I wrote this package for a few reasons:
- I needed the functionality for some things I am thinking about.
- I wanted to learn about the 'S4' system in R for multiple dispatch.
Besides the cute acronym ('Multivariate Automatic Differentiation'), the latter
is the reason I called the package madness
. (I tried to justify an acronym for
masochists
, but it was not forthcoming.) In fact, when I announced that I was
going to use the S4 system, the reaction was a mixture of alarm and condolences.
Apparently S4 is a self-deprecating feature of R, the crazy uncle whose
existence means you never invite your friends to Thanksgiving.
But, because I wanted to support non-commutative mixed operations (e.g.
matrix multiplication between a constant and a madness
object, in either
order), I had to use S4 for multiple dispatch. (Actually, I already
wrote this package in another language which does not have multiple
dispatch, and it is possible, just more unpleasant.)
S4 is indeed frustrating for a newcomer. My main goals, as a package designer, were:
- Define or overload methods for objects defined in my package and under my control.
- Ensure that by so doing I was not breaking existing code for users of my package.
It was never clear to me that I was achieving either of these goals.
Writing an S4 class, properly documenting it with roxygen2
and making all the
CRAN checks pass was a bit hairy for me. Part of the problem is that I have
the attention span of a fruitfly and cannot be bothered to read the fine
manual. Part of the problem is that the best practices have changed over time,
and reading old documentation on the web is actually counterproductive (I think
a best practices S4 skeleton package on github, that could be maintained over
time, would be an excellent resource, though only for the benefit of a select few).
But part of the problem is probably that S4 is an awful system, and the
community is justified in warning you not to use it unless you know otherwise.
While I have essentially an elitist view of the CRAN ecosystem--there is enough of a critical mass of packages that we should require some amount of work from package maintainers as 'proof' that their package will work seamlessly for users--I was put in the uncomfortable situation of being the clueless user who could not do anything right. This makes me feel a bit uneasy about my relationship with R, though I suspect that with practice I will come to understand and appreciate this system for what it is--after all, I came to peace with Matlab after ten years of daily use. But it does leave a bad taste in my mouth, like expensive champagne.

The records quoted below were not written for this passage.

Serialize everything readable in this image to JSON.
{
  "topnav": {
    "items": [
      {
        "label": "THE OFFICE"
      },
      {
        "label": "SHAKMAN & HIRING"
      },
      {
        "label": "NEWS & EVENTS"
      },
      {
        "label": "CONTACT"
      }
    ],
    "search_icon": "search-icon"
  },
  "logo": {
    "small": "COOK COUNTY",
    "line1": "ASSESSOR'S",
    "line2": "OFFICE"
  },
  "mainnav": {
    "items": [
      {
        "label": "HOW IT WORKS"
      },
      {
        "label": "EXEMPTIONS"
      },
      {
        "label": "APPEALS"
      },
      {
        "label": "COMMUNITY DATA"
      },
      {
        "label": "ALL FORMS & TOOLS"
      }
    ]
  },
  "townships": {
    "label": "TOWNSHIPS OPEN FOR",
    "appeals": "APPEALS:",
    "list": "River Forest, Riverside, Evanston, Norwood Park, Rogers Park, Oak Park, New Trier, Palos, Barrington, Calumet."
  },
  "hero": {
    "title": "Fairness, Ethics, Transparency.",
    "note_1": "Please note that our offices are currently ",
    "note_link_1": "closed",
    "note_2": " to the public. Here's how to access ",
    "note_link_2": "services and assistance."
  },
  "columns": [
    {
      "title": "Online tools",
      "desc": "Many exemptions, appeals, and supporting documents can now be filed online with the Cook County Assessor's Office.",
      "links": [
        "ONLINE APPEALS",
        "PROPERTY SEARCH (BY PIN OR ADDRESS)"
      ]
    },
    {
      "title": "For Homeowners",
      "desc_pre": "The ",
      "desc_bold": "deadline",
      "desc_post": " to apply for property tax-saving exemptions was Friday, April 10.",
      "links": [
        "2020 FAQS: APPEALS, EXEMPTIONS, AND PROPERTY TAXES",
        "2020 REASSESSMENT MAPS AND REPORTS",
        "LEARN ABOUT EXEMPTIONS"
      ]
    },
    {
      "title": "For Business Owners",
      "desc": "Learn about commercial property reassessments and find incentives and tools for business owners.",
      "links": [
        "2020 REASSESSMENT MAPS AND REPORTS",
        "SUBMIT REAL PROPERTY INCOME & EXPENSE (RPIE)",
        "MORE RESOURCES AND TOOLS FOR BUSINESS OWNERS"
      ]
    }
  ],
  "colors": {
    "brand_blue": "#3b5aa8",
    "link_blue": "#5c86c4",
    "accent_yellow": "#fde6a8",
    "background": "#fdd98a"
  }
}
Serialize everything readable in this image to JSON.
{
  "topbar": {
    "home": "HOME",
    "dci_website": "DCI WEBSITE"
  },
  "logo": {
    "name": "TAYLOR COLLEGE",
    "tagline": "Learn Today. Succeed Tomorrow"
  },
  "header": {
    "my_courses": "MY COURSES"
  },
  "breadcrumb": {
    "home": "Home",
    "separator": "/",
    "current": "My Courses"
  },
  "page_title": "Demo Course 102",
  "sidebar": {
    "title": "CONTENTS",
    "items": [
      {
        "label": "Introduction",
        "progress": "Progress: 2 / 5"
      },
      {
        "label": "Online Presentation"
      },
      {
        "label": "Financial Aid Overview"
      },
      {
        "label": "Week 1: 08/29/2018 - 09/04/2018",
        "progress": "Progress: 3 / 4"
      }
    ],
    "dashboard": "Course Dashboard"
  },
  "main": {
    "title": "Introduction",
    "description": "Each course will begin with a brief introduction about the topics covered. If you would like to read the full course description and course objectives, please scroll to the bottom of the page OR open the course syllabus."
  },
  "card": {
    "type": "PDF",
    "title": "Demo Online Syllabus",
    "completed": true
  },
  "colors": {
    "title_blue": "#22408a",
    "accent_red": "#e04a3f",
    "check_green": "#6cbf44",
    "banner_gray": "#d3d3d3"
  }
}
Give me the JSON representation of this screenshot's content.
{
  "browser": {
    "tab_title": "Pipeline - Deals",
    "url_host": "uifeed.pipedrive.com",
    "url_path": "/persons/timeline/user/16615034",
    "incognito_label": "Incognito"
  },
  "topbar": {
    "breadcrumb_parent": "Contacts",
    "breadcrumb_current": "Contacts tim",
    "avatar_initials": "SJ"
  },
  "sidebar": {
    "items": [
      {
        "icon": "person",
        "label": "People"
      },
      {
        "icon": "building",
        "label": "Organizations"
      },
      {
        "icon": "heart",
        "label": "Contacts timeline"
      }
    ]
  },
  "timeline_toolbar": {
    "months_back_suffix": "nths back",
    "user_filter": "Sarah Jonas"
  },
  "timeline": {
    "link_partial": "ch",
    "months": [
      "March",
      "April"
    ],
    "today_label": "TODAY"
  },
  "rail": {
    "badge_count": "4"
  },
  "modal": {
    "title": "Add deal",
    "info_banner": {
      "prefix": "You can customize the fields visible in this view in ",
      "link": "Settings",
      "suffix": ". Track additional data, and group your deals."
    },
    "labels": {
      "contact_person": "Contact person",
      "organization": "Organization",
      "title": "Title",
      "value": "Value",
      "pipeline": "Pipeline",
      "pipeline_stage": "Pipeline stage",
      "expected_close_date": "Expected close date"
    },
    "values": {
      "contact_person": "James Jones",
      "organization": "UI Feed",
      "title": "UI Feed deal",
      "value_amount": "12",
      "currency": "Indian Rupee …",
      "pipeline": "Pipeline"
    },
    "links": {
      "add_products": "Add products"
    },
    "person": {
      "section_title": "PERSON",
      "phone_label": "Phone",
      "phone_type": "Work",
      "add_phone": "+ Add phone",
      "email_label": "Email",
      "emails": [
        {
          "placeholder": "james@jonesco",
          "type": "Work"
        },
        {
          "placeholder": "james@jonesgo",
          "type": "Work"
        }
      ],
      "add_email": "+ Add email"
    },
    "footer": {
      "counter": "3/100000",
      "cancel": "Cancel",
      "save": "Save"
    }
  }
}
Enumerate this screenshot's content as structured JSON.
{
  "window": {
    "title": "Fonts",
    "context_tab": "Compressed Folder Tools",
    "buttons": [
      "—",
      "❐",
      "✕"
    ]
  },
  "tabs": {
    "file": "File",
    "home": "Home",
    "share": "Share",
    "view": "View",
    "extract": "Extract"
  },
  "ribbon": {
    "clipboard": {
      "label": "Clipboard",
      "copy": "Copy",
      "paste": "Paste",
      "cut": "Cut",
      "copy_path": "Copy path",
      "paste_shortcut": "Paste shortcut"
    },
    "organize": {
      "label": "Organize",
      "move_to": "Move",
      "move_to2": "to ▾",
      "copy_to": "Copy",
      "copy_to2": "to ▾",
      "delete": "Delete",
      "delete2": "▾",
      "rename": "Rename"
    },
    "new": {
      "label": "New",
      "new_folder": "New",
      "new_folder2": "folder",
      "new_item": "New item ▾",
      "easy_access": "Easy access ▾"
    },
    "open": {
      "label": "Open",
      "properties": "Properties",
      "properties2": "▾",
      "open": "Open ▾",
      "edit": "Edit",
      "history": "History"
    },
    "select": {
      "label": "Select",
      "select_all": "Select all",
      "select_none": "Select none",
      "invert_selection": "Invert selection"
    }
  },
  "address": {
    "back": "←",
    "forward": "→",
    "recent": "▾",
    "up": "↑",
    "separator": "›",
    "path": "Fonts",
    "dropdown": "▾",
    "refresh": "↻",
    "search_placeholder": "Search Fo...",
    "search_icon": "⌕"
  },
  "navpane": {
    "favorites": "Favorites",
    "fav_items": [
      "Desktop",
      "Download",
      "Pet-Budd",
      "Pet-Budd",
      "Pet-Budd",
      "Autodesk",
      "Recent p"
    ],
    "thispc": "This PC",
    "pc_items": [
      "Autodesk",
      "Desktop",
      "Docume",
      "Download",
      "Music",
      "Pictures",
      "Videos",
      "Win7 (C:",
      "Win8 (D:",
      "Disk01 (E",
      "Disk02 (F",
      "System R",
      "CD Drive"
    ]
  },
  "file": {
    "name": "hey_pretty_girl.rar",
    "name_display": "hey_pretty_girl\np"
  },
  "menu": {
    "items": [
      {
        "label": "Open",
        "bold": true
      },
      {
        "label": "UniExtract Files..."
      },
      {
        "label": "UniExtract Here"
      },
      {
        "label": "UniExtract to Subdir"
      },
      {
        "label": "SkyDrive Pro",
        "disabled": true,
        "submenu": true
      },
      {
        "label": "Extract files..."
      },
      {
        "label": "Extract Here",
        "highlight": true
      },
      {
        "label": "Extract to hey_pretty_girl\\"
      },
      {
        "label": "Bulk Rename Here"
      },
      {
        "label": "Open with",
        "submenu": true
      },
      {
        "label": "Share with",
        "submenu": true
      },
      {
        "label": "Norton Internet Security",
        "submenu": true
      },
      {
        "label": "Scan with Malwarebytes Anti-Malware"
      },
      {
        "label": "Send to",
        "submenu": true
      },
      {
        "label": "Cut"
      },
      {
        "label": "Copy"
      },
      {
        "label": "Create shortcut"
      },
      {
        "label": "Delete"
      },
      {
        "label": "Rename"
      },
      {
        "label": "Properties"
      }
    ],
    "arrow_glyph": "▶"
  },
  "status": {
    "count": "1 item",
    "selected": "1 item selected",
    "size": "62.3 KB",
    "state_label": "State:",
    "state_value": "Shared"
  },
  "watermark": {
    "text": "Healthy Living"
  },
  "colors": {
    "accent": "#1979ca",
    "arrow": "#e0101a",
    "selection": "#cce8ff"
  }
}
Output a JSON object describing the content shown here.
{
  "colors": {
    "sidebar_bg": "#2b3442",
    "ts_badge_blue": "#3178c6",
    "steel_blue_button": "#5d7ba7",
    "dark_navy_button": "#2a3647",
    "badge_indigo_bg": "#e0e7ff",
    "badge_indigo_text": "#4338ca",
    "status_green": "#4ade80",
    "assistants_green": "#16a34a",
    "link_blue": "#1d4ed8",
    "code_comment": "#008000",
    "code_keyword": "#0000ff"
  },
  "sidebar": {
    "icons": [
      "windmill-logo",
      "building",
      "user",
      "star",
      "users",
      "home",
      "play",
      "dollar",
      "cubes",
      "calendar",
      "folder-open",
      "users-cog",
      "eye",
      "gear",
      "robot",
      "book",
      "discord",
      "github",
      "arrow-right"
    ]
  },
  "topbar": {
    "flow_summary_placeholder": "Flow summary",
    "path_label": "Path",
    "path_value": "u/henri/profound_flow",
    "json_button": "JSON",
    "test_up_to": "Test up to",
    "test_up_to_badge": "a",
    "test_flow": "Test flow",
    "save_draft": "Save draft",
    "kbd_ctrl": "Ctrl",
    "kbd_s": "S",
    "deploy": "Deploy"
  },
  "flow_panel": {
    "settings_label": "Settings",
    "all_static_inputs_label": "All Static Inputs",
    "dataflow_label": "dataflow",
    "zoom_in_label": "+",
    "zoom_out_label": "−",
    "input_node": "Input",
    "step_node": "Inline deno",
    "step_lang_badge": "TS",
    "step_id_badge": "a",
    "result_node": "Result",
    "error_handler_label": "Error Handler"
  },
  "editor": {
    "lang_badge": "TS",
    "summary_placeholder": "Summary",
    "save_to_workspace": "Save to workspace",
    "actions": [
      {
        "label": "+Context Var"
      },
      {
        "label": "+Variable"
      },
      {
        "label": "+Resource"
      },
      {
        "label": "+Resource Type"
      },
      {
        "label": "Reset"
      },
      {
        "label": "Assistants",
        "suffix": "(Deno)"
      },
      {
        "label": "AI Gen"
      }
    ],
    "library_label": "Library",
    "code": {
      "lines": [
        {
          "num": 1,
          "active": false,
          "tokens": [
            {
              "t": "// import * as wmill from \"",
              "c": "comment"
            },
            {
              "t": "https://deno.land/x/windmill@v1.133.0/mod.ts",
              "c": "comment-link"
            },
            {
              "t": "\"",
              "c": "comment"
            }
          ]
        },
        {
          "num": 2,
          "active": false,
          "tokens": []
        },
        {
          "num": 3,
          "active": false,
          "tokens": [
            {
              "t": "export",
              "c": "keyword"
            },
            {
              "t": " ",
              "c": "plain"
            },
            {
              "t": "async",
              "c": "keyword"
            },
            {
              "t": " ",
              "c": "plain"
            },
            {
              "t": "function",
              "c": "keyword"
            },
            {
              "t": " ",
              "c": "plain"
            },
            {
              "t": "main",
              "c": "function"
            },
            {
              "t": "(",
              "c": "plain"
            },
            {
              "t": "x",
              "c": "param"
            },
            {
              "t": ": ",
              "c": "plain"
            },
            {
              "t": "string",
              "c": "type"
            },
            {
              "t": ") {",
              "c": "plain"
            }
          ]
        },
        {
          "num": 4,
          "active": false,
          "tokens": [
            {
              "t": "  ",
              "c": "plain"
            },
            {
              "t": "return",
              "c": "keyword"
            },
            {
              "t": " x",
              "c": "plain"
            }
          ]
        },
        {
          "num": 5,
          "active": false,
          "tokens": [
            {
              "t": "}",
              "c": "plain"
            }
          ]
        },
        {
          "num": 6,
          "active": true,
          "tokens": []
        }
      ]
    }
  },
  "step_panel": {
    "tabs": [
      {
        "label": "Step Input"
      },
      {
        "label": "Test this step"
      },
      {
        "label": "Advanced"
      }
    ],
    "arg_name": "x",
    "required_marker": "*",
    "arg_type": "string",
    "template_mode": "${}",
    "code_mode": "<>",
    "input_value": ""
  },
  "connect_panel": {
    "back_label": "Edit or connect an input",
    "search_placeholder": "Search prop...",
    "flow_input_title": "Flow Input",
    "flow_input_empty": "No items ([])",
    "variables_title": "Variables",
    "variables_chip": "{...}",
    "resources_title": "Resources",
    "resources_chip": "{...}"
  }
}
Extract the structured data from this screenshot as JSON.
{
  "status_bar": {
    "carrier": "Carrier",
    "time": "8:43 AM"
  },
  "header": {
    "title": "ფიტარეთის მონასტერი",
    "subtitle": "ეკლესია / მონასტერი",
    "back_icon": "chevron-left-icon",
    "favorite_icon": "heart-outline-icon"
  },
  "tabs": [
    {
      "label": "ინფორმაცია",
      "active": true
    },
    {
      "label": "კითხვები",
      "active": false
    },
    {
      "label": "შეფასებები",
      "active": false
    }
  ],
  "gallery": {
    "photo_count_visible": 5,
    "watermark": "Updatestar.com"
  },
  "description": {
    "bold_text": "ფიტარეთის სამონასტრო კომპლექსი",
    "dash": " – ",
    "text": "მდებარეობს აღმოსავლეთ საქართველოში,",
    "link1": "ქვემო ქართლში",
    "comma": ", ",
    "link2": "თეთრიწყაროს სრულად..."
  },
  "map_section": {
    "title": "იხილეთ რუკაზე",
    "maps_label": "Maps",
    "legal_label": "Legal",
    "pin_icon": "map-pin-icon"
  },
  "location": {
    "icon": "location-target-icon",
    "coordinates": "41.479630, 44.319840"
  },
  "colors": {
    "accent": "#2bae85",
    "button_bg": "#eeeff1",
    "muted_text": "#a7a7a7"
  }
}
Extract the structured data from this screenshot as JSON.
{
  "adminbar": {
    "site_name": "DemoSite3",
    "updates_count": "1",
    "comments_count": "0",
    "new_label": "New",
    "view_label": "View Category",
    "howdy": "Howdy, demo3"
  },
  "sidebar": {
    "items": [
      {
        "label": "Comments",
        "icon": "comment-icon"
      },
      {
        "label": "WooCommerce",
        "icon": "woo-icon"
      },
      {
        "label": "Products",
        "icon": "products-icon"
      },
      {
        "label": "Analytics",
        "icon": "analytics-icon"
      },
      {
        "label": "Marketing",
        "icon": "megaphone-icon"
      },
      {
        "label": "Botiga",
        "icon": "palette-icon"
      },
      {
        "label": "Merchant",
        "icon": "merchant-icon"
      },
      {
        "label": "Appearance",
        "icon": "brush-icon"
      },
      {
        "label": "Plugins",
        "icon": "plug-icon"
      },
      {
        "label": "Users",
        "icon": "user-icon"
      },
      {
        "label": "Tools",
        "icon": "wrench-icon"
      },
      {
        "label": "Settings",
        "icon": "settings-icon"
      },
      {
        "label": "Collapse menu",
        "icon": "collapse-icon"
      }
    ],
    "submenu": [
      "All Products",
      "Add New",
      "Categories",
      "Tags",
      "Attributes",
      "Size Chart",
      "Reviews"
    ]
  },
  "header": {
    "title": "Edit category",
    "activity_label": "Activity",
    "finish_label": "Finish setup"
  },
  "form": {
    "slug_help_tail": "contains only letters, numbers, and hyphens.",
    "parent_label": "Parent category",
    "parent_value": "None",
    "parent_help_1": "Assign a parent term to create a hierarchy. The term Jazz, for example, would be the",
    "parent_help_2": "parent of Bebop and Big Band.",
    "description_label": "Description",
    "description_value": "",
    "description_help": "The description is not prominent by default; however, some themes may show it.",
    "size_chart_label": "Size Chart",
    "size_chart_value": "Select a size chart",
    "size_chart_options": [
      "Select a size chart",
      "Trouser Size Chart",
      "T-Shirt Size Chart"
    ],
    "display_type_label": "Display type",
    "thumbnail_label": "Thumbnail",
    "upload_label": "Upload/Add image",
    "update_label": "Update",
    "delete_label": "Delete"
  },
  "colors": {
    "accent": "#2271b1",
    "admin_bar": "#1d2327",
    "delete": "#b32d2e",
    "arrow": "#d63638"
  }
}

If I understand the history correctly, S4 was bolted onto R as an afterthought, to work side by side with the older S3 system. Moreover, it was not a ten year migration process. I suspect that if S4 was truly a pain point for users or developers, the R developers could create an 'S4 1/2' system and release it forthwith: the R language is fairly dynamic. Again, this is probably not a priority for anyone, but it is worth noting that multiple dispatch is one of the main selling points of Julia, where it provides enough hints for the interpreter to produce efficient code. While the efficiency gains would likely not translate into R due to interpreter architecture, it seems to me that multiple dispatch is an essential feature for a language which users can tinker with, overload, and take ownership of.